"Ooo you're the only person who's allowed to laugh, but you couldn't because you were being pulled through the dirt."



The lady sitting beside me, of course! That's the kind of life I lead. And even though it was during the IMAX viewing of HPvii Part 1 - sacred, if you will - it didn't make me so much annoyed as it did make me start laughing hysterically with every ill-timed CRUNCH. The kind of silent laughter where you're just shaking and crying and getting really hot and you can see your BFFL shaking in your peripherals so you can't stop. Ever. As she crunches what is either 10 different apples or the world's largest apple (because it's been at least 40 minutes since she first began this endeavor), you come to the point where you're trying to hold it in because this is the part where Ron comes back! (heartwrenching) but alas, the snacking is just too absurd and you're snorting in a scene in which you never thought you could do anything but weep. The truth is that ultimately, you're rooting for her to Get To That Core! because you're honestly a little concerned how long it's taking her. You're in this together now; this is your Horcrux to destroy.

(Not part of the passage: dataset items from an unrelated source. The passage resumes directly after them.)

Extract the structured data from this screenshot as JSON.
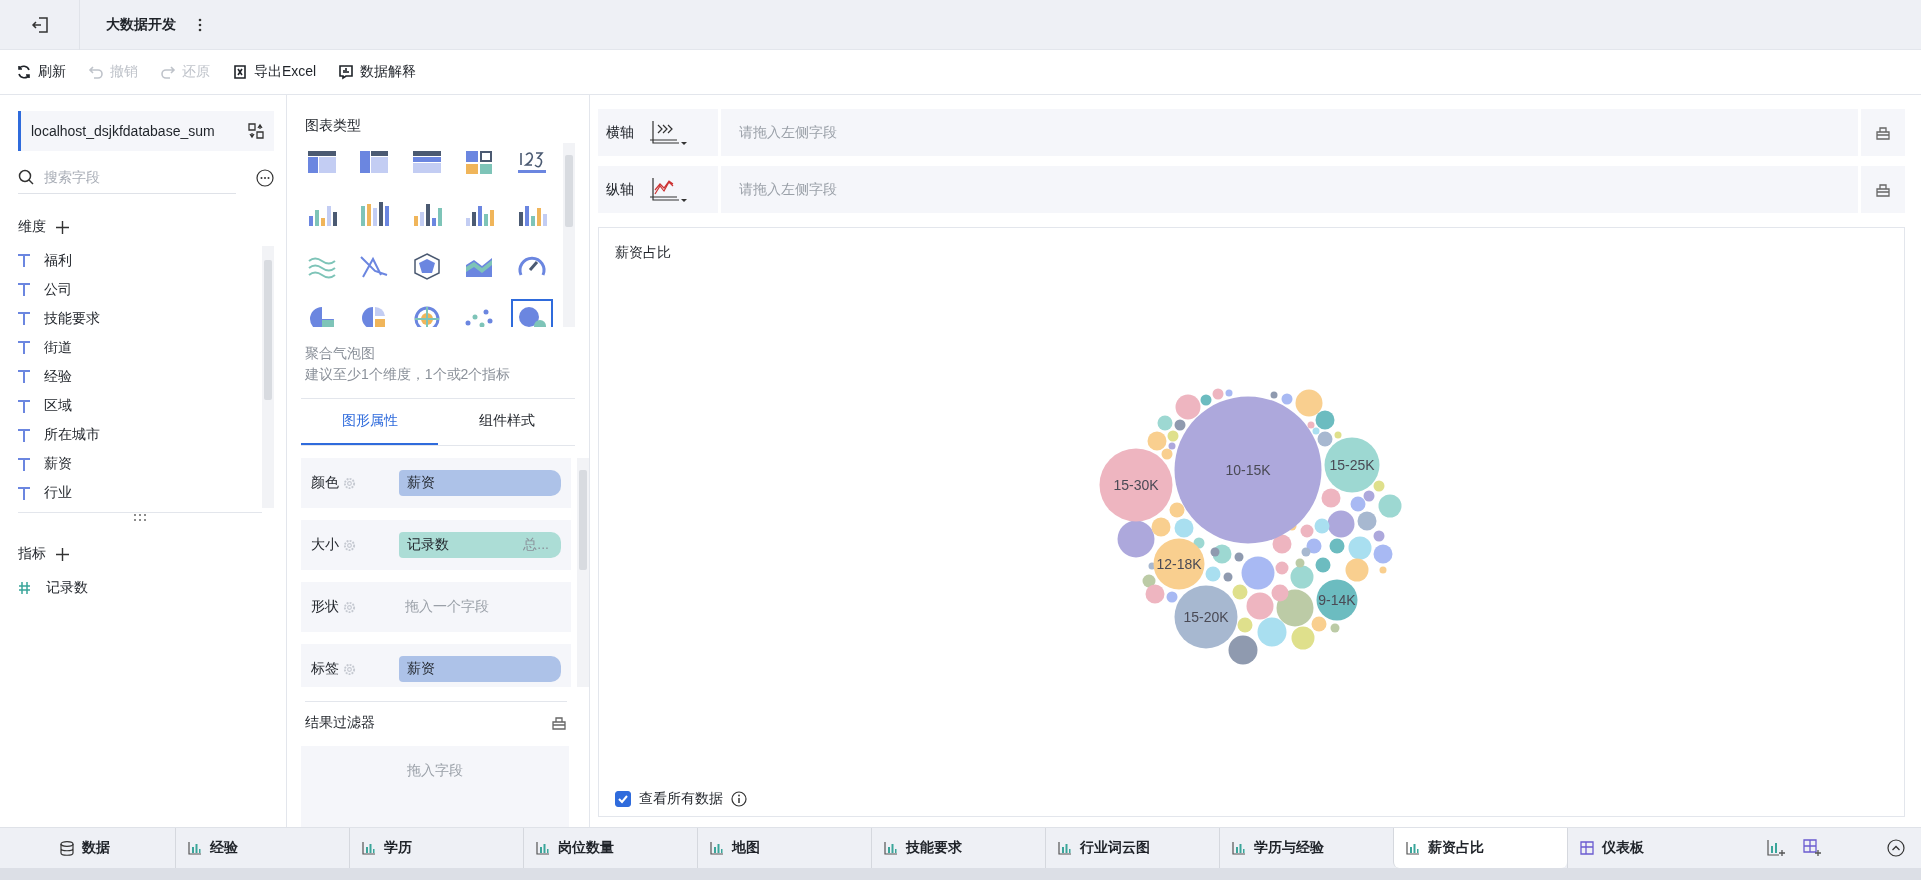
{
  "app_bar": {
    "title": "大数据开发"
  },
  "toolbar": [
    {
      "label": "刷新",
      "kind": "refresh",
      "disabled": false
    },
    {
      "label": "撤销",
      "kind": "undo",
      "disabled": true
    },
    {
      "label": "还原",
      "kind": "redo",
      "disabled": true
    },
    {
      "label": "导出Excel",
      "kind": "excel",
      "disabled": false
    },
    {
      "label": "数据解释",
      "kind": "explain",
      "disabled": false
    }
  ],
  "data_panel": {
    "source": "localhost_dsjkfdatabase_sum",
    "search": {
      "placeholder": "搜索字段"
    },
    "dimensions": {
      "title": "维度",
      "fields": [
        "福利",
        "公司",
        "技能要求",
        "街道",
        "经验",
        "区域",
        "所在城市",
        "薪资",
        "行业"
      ]
    },
    "measures": {
      "title": "指标",
      "fields": [
        "记录数"
      ]
    }
  },
  "chart_panel": {
    "title": "图表类型",
    "chart_types": [
      {
        "selected": false
      },
      {
        "selected": false
      },
      {
        "selected": false
      },
      {
        "selected": false
      },
      {
        "selected": false
      },
      {
        "selected": false
      },
      {
        "selected": false
      },
      {
        "selected": false
      },
      {
        "selected": false
      },
      {
        "selected": false
      },
      {
        "selected": false
      },
      {
        "selected": false
      },
      {
        "selected": false
      },
      {
        "selected": false
      },
      {
        "selected": false
      },
      {
        "selected": false
      },
      {
        "selected": false
      },
      {
        "selected": false
      },
      {
        "selected": false
      },
      {
        "selected": true
      }
    ],
    "chart_name": "聚合气泡图",
    "hint": "建议至少1个维度，1个或2个指标",
    "tabs": [
      {
        "label": "图形属性",
        "selected": true
      },
      {
        "label": "组件样式",
        "selected": false
      }
    ],
    "properties": [
      {
        "label": "颜色",
        "field": {
          "text": "薪资",
          "kind": "dimension"
        }
      },
      {
        "label": "大小",
        "field": {
          "text": "记录数",
          "aggregate": "总...",
          "kind": "measure"
        }
      },
      {
        "label": "形状",
        "placeholder": "拖入一个字段"
      },
      {
        "label": "标签",
        "field": {
          "text": "薪资",
          "kind": "dimension"
        }
      }
    ],
    "filter": {
      "title": "结果过滤器",
      "placeholder": "拖入字段"
    }
  },
  "axes": [
    {
      "label": "横轴",
      "kind": "x",
      "placeholder": "请拖入左侧字段"
    },
    {
      "label": "纵轴",
      "kind": "y",
      "placeholder": "请拖入左侧字段"
    }
  ],
  "chart": {
    "title": "薪资占比",
    "bubble_labels": [
      "10-15K",
      "15-30K",
      "15-25K",
      "12-18K",
      "15-20K",
      "9-14K"
    ],
    "show_all": {
      "label": "查看所有数据",
      "checked": true
    }
  },
  "sheet_tabs": [
    {
      "label": "数据",
      "kind": "data",
      "selected": false
    },
    {
      "label": "经验",
      "kind": "chart",
      "selected": false
    },
    {
      "label": "学历",
      "kind": "chart",
      "selected": false
    },
    {
      "label": "岗位数量",
      "kind": "chart",
      "selected": false
    },
    {
      "label": "地图",
      "kind": "chart",
      "selected": false
    },
    {
      "label": "技能要求",
      "kind": "chart",
      "selected": false
    },
    {
      "label": "行业词云图",
      "kind": "chart",
      "selected": false
    },
    {
      "label": "学历与经验",
      "kind": "chart",
      "selected": false
    },
    {
      "label": "薪资占比",
      "kind": "chart",
      "selected": true
    },
    {
      "label": "仪表板",
      "kind": "dashboard",
      "selected": false
    }
  ]
}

It is believed by many (mostly just me and BAB) that one day I will be in search of a nap. In my quest for a perfect relaxation place, I will enter a Bikram yoga studio, where I will lie down on a mat and sleep contentedly. As I soak in the quiet meditation of others around me, I will peacefully munch on a bag of puffy cheetos. They will try to drag me out of the room, but I won't be moved. And I'll be too sweaty for them to get a good grip. And then suddenly with my cheesy fingers, I'll float above everyone else, having reached nirvana.